In line with its Network Vision modernisation project, Sprint also said that it has switched on its LTE network in 41 new markets, taking its total to 151. The company is looking to cover 200 million people with its network by the end of 2013.

The company has not so-far provided details of its LTE service uptake by consumers.

The company reported a loss for the quarter of $1.6 billion, compared with $1.37 billion in the prior-year period, on revenue of $8.88 billion, up slightly from $8.74 billion.

On an operating level, it saw a loss of $874 million, compared with $629 million.

It noted accelerated depreciation of around $430 million and non-cash charges of $623 million related to the Nextel network shut-down, although it also saw significant charges related to this business in the prior-year period.

For its Wireless unit, it saw service revenue of $7.24 billion, up from $6.73 billion. This business saw an operating loss of $864 million, compared with $681 million.

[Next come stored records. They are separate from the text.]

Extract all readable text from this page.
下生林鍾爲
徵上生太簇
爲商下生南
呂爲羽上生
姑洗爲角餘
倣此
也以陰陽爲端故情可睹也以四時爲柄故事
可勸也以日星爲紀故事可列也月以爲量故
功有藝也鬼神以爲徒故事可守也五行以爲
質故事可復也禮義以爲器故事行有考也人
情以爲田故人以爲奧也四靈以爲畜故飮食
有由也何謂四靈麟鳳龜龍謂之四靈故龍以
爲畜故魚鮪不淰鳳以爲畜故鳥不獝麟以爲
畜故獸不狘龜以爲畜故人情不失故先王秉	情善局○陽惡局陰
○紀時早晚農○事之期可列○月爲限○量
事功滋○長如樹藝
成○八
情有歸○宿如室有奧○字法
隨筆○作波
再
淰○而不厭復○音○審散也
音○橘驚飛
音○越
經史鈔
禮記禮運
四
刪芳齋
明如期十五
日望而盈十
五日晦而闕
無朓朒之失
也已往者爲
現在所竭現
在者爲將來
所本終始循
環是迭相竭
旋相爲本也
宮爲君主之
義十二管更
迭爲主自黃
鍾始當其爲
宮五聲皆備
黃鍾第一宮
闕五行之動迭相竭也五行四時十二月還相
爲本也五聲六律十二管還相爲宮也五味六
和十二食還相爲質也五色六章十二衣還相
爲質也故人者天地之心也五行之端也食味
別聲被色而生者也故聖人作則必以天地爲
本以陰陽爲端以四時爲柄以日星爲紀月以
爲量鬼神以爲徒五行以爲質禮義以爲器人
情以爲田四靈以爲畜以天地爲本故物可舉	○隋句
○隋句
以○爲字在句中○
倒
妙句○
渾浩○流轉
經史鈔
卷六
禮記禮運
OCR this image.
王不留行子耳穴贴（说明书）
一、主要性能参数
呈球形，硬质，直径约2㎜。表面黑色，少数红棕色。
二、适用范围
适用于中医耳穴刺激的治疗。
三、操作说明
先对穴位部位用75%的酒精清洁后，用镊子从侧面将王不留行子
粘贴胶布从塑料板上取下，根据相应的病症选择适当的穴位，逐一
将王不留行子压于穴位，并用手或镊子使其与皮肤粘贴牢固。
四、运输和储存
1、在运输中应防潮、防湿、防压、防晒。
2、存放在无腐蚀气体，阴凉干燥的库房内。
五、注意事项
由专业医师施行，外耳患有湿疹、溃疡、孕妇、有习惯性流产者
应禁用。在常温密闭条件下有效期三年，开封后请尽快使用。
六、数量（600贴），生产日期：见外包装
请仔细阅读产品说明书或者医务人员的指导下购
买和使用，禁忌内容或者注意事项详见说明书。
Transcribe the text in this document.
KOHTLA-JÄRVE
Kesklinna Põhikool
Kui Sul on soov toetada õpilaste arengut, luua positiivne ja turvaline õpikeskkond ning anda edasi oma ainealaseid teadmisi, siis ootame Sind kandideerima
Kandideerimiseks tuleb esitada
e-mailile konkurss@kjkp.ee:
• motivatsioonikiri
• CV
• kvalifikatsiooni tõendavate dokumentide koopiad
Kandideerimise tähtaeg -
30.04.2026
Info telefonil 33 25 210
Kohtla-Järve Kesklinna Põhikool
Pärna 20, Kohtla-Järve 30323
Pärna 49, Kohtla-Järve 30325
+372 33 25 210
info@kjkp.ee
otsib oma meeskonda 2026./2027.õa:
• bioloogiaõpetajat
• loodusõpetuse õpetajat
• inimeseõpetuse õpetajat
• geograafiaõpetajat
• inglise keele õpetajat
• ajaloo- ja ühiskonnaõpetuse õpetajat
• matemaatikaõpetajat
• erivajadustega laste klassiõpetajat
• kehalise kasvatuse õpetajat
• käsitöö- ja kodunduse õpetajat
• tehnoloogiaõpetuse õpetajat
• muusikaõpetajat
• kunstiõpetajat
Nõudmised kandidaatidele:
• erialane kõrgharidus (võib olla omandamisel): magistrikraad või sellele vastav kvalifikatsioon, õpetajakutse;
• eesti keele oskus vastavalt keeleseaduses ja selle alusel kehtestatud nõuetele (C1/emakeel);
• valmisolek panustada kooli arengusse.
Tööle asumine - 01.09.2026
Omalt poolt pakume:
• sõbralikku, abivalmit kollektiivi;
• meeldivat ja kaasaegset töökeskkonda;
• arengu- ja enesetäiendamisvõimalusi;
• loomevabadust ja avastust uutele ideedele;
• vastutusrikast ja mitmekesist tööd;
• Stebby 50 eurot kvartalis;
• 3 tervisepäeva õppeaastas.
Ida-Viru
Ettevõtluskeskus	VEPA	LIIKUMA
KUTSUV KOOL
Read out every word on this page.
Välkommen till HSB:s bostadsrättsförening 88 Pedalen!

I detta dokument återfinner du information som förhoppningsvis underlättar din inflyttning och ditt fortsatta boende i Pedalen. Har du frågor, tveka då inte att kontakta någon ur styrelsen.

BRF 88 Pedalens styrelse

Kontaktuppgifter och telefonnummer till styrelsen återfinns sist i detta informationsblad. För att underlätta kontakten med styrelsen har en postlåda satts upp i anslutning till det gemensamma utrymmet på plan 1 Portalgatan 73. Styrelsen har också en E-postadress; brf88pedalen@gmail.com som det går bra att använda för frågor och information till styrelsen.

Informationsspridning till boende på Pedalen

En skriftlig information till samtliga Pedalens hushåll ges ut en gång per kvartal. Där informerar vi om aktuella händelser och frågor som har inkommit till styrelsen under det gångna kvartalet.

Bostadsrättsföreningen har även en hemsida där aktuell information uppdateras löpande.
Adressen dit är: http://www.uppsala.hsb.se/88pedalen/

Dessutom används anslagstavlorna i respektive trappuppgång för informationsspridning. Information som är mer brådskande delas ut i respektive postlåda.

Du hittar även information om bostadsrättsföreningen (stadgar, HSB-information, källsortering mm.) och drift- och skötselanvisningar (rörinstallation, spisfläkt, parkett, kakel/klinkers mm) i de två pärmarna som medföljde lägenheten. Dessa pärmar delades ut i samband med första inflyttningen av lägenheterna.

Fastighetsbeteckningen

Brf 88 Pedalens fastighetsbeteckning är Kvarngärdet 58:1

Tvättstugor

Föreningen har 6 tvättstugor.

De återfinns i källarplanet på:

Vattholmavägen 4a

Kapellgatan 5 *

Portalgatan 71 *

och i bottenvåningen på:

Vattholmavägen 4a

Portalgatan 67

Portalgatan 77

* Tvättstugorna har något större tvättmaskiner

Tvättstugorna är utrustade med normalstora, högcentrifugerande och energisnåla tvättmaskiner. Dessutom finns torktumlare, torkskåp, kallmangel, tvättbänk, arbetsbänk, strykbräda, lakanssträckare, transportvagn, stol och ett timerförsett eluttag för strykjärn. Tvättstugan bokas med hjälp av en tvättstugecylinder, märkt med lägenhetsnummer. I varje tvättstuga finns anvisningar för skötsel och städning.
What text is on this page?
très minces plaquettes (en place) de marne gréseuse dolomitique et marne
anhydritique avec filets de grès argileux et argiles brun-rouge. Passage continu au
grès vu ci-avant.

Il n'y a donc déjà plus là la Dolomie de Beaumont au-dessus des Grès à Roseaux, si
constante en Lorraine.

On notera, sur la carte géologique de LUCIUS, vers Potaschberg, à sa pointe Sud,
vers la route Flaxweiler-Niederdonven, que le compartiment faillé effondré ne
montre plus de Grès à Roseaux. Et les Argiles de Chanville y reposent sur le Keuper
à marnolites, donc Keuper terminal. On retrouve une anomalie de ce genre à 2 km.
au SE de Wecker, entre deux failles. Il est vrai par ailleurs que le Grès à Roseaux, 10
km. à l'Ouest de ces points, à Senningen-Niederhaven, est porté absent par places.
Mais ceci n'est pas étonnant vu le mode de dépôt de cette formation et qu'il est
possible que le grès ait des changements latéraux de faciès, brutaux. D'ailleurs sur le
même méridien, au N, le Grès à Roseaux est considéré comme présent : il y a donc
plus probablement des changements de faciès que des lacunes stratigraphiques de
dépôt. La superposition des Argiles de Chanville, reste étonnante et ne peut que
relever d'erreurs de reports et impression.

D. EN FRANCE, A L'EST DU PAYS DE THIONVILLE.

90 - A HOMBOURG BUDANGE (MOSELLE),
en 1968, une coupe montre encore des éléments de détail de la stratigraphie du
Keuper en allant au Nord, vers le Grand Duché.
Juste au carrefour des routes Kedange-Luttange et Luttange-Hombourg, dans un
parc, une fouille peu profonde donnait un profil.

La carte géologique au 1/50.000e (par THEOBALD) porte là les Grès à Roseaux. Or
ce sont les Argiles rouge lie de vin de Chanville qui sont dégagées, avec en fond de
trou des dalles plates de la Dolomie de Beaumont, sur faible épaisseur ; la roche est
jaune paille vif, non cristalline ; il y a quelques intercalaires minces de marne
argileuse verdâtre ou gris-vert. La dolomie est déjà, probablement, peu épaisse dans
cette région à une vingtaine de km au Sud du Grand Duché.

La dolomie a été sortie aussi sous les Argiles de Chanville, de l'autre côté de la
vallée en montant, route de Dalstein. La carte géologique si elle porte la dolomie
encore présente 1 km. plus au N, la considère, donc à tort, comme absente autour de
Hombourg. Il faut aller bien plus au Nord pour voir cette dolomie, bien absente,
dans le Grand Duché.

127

The company said it saw contract subscriber additions in its Sprint-branded operators for the 13th consecutive quarter, matched with the 11th consecutive quarter of year-on-year postpaid ARPU growth.

But, “as expected”, Sprint lost prepaid customers as a result of planned deactivations related to regulatory changes impacting its low-ARPU Assurance brand.

The company lost 1.06 million contract customers and 255,000 prepaid users through the Nextel switch-off.

It ended the period with 30.45 million contract subscribers and 15.22 million prepaid users. Alongside 7.7 million wholesale subscribers, this gives a total of 53.38 million customers.